« Xavier Bertrand ironise sur la campagne Royal | Page d'accueil | José Bové a "envie'" d'être candidat !!! »

20.01.2007

La déésse des 35h vient au secours de Ségolène !

medium_sego1.jpgLe maire de Lille, Martine Aubry, très critique à l'égard de Ségolène Royal lors du choix du champion socialiste pour la présidentielle, lui a apporté un soutien précieux en la recevant avec des égards vendredi dans sa ville, au moment où la campagne de la candidate connaît des ratés.

 

 

Pour sa troisième visite à Lille depuis qu'elle s'est lancée dans la bataille présidentielle, Ségolène Royal a été enfin reçue à l'Hôtel de ville par Mme Aubry, appréciant visiblement l'attitude de la première magistrate de la capitale des Flandres.

 

 "Il n'y aucun doute, on est tous derrière elle", a affirmé Mme Aubry, très souriante et détendue, après un entretien d'une demi-heure. Les deux femmes étaient "ravies" de se retrouver, selon le maire de Lille.

 

Lors de la campagne interne à l'automne, Martine Aubry avait ardemment souhaité que Lionel Jospin porte les couleurs du PS pour 2007, reprochant à Mme Royal de se retrancher derrière "l'opinion des Français" plutôt que de proposer un destin.

 

 

L'ancien ministre avait déploré que l'image l'emporte sur le fond chez Mme Royal.

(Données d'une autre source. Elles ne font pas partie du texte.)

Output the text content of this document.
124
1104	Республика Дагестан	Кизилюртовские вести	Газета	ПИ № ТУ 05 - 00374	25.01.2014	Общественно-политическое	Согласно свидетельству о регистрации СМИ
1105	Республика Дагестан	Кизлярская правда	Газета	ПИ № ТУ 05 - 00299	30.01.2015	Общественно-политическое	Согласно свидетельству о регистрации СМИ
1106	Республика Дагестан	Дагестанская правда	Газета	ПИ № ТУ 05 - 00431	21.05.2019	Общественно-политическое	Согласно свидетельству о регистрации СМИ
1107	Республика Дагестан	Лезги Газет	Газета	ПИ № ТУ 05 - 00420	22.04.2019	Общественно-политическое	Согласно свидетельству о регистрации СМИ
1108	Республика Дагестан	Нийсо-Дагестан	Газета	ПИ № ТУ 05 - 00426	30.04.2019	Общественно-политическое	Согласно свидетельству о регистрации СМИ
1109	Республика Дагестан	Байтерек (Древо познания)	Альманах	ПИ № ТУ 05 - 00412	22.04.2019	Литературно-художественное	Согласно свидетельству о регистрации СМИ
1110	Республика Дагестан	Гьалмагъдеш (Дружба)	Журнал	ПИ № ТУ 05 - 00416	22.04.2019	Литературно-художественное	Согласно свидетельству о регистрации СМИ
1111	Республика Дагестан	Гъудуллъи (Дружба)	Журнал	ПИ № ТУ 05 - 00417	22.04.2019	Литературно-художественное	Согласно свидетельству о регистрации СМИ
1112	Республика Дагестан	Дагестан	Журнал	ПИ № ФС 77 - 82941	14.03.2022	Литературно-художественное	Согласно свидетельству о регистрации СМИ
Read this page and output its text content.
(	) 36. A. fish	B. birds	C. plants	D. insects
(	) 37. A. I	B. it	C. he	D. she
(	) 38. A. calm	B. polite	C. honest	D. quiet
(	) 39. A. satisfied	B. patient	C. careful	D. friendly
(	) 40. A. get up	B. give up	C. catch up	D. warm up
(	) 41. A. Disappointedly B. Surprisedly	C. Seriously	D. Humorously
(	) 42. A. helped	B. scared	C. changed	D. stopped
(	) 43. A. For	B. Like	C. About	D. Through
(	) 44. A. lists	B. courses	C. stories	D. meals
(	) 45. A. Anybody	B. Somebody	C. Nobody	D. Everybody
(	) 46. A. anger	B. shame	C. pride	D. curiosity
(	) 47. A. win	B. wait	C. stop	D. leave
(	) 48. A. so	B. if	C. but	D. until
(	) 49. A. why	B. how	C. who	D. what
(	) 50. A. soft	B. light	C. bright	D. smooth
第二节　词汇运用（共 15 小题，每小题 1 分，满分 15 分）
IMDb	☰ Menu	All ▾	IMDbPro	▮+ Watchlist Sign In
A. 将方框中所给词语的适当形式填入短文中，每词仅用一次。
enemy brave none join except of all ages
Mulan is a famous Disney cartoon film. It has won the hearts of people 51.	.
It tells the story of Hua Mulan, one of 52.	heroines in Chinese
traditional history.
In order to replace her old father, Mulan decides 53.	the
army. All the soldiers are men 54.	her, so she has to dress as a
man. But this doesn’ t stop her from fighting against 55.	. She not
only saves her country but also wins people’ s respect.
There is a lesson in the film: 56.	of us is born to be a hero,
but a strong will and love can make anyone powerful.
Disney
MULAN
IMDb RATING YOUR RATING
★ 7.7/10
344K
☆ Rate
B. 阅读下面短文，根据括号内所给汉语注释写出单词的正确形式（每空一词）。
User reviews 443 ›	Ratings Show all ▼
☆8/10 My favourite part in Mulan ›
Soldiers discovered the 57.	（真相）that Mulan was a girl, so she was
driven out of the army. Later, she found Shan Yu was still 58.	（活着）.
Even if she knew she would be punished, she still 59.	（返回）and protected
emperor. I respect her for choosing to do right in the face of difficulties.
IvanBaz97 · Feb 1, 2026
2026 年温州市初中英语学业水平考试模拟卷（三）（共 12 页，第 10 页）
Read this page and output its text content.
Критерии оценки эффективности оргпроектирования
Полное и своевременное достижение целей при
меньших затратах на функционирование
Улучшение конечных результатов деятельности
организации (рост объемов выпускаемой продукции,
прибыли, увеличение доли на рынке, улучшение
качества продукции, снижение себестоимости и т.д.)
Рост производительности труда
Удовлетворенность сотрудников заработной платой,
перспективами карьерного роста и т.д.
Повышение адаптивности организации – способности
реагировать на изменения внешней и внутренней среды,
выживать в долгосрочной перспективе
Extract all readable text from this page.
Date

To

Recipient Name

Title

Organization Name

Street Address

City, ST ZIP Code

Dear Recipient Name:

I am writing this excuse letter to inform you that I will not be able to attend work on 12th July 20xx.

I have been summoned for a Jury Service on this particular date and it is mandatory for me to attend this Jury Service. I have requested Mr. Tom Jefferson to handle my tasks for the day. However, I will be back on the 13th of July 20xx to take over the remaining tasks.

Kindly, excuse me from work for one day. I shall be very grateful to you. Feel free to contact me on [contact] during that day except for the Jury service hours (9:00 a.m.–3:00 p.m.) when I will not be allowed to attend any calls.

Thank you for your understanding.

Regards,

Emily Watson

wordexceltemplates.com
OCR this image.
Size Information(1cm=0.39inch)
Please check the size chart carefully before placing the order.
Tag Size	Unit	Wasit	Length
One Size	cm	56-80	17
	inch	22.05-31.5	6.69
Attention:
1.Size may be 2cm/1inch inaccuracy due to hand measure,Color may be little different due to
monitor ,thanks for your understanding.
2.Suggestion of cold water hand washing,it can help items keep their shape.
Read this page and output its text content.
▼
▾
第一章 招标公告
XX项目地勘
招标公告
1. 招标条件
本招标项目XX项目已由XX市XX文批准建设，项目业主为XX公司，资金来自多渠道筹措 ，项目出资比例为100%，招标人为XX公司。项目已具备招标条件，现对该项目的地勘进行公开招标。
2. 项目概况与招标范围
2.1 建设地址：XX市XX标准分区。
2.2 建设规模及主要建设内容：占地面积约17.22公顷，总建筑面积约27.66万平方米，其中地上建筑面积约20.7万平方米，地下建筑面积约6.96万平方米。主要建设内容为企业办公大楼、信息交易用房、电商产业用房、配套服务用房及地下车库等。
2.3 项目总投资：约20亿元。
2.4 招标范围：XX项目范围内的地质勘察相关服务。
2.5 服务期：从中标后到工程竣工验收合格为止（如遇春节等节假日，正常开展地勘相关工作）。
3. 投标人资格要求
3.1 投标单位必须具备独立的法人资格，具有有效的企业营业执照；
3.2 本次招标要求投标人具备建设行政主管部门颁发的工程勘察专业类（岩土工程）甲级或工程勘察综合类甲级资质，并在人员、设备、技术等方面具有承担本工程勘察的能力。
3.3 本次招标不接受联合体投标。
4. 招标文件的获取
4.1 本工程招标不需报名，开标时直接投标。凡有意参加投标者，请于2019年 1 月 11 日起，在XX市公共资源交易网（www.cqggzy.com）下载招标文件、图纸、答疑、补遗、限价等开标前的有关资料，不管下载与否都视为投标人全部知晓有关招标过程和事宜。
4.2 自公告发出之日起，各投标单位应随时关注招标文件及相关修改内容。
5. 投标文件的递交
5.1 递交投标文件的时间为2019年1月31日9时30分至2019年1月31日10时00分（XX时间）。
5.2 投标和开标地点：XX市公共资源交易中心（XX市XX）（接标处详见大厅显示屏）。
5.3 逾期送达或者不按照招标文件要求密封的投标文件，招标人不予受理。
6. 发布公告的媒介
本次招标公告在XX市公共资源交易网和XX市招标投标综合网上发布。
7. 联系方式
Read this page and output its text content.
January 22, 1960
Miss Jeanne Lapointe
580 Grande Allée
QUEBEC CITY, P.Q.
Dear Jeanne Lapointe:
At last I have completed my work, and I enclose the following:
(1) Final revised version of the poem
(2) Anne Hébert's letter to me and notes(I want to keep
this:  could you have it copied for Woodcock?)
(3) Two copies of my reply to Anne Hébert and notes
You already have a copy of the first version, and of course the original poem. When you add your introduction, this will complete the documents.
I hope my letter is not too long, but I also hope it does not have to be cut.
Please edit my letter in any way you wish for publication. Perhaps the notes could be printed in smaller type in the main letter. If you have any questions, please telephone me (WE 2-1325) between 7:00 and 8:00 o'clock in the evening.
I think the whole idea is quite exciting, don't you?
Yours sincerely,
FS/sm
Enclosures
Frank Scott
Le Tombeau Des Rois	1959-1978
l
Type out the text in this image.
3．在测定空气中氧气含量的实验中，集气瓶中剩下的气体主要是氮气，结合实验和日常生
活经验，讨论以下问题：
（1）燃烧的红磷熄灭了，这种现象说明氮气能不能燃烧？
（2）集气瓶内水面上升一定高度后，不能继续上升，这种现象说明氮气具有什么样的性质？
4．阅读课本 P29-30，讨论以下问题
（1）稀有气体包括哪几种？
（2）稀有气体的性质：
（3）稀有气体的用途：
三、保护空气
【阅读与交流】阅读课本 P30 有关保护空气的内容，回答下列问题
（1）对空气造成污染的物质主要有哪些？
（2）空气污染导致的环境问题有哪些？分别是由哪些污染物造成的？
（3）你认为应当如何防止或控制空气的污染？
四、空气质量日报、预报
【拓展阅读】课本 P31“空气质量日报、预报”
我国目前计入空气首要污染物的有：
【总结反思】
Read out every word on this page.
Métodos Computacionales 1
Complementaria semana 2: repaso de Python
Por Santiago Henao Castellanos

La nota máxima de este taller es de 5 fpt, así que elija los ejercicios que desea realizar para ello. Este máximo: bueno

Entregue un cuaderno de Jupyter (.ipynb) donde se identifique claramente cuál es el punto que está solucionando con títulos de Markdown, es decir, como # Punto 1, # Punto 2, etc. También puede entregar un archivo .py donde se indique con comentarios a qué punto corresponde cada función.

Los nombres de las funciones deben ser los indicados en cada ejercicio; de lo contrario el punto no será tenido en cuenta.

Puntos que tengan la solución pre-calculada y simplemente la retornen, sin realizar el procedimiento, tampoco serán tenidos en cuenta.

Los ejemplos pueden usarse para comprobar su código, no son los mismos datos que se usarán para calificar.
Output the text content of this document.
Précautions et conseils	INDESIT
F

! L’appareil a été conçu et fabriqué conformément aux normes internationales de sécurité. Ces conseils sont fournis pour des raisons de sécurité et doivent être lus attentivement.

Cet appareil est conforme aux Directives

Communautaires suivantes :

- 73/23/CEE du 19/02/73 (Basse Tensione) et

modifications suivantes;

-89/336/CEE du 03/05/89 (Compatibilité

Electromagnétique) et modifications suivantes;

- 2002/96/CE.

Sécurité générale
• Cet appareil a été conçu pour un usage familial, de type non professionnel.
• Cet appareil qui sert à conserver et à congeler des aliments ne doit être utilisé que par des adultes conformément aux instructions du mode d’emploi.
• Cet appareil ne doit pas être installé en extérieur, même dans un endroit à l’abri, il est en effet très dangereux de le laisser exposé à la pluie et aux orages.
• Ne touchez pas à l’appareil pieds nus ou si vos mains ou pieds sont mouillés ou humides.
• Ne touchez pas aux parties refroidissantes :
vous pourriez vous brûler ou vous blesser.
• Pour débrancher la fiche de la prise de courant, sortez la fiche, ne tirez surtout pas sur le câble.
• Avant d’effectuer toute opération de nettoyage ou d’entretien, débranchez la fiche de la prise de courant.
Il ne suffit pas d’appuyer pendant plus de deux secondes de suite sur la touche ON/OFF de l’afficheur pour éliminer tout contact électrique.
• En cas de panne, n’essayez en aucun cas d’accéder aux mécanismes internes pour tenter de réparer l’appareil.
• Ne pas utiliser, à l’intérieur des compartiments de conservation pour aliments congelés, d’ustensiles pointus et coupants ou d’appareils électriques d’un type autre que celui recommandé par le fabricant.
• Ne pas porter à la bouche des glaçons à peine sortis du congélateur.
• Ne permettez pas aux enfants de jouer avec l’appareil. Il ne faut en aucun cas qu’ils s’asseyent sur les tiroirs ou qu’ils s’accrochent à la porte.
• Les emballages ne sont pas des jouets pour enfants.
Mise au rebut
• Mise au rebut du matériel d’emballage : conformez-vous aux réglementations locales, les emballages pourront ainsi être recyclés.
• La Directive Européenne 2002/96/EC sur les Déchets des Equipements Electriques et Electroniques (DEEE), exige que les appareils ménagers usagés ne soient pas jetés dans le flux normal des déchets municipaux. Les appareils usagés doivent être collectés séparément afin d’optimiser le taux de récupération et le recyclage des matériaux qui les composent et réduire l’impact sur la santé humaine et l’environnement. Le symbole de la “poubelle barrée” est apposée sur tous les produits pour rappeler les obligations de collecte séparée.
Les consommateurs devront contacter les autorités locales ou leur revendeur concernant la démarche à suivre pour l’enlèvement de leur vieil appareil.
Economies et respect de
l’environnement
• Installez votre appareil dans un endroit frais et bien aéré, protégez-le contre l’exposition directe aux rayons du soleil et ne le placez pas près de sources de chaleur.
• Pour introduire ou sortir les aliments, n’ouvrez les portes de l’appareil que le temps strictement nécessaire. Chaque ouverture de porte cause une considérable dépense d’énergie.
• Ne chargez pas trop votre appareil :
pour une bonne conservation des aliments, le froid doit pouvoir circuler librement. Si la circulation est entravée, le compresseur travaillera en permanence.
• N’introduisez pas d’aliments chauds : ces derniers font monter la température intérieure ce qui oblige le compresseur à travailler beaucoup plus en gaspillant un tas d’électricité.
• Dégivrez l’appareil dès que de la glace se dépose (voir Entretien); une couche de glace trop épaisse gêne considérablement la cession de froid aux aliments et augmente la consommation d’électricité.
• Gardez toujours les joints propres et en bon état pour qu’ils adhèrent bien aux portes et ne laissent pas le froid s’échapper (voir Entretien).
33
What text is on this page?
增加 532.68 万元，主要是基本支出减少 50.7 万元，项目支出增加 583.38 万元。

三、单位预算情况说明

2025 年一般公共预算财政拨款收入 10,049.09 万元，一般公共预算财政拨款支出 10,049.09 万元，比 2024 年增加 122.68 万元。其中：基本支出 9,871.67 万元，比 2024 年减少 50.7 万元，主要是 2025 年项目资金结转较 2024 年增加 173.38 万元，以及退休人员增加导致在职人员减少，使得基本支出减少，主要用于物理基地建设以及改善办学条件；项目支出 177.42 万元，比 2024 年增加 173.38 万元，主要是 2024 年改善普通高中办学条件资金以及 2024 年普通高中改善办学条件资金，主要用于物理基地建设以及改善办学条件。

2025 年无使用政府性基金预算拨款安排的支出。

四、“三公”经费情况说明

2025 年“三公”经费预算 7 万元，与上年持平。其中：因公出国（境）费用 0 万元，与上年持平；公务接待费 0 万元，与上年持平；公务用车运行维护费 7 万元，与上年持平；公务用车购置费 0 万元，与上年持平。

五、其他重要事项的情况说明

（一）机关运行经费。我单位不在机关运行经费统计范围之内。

La politique, avait-elle lancé, n'est pas "une question de mensurations".

 

 Après le renoncement de M. Jospin, Martine Aubry n'avait pris position pour aucun des prétendants socialistes mais s'était ralliée franchement à Ségolène Royal dès le lendemain de sa désignation.

 

Le président de Lille Métropole (communauté urbaine), Pierre Mauroy, ne s'est pas privé de souligner cet appui, en espérant "que tous les socialistes suivront l'exemple". Ségolène Royal "va à l'Hôtel de Ville. Elle est la championne du rassemblement", s'est-il félicité.

 

 

 

 

Ségolène Royal prononce un discours le 19 janvier 2007 à Roubaix

 

Au cours de cette visite consacrée au logement, Mme Royal a salué "une élue de terrain" et un maire "qui a eu le souci" de "garder la mixité sociale, et d'assurer le rayonnement de la ville, national mais aussi international".

 

Les deux femmes ont visité des HLM rénovées dans le quartier populaire de Lille-sud, avant de se retrouver à Roubaix pour un "débat participatif" sur le thème de la journée.medium_sego2.2.jpg

 

 

Alors que Mme Royal connaît des difficultés, Martine Aubry a appelé les socialistes à "laisser" la candidate à l'élection présidentielle "porter sa campagne selon son style et sa sensibilité", et à "s'y inscrire", affirmant qu'elle n'avait "pas d'inquiétude" sur son parcours.

 

 

Même les 35 heures, que Mme Aubry a fait entrer dans les faits sous le gouvernement Jospin, et qui sont pomme de discorde entre elles, n'ont apparemment pas fait d'ombre.

 

 Si Ségolène Royal avait qualifié mercredi les 35 heures de "progrès social", elle avait critiqué leur application "technocratique". Elle s'est montrée réservée sur ce sujet dans un entretien à La Voix du Nord, vendredi.

 

Mais Martine Aubry a estimé qu'elle-même et Ségolène Royal étaient "d'accord sur l'avenir" des 35 heures, y compris pour "reprendre le mouvement" pour leur extension.

 

 Le sujet a été brièvement abordé lors de leur entretien. "Avec Ségolène Royal, nous parlons de tout, parce que nous sommes des femmes. De ce que nous avons en commun, et aussi des désaccords que nous pouvons avoir, dans une grande clarté", a déclaré l'ex-ministre des Affaires sociales.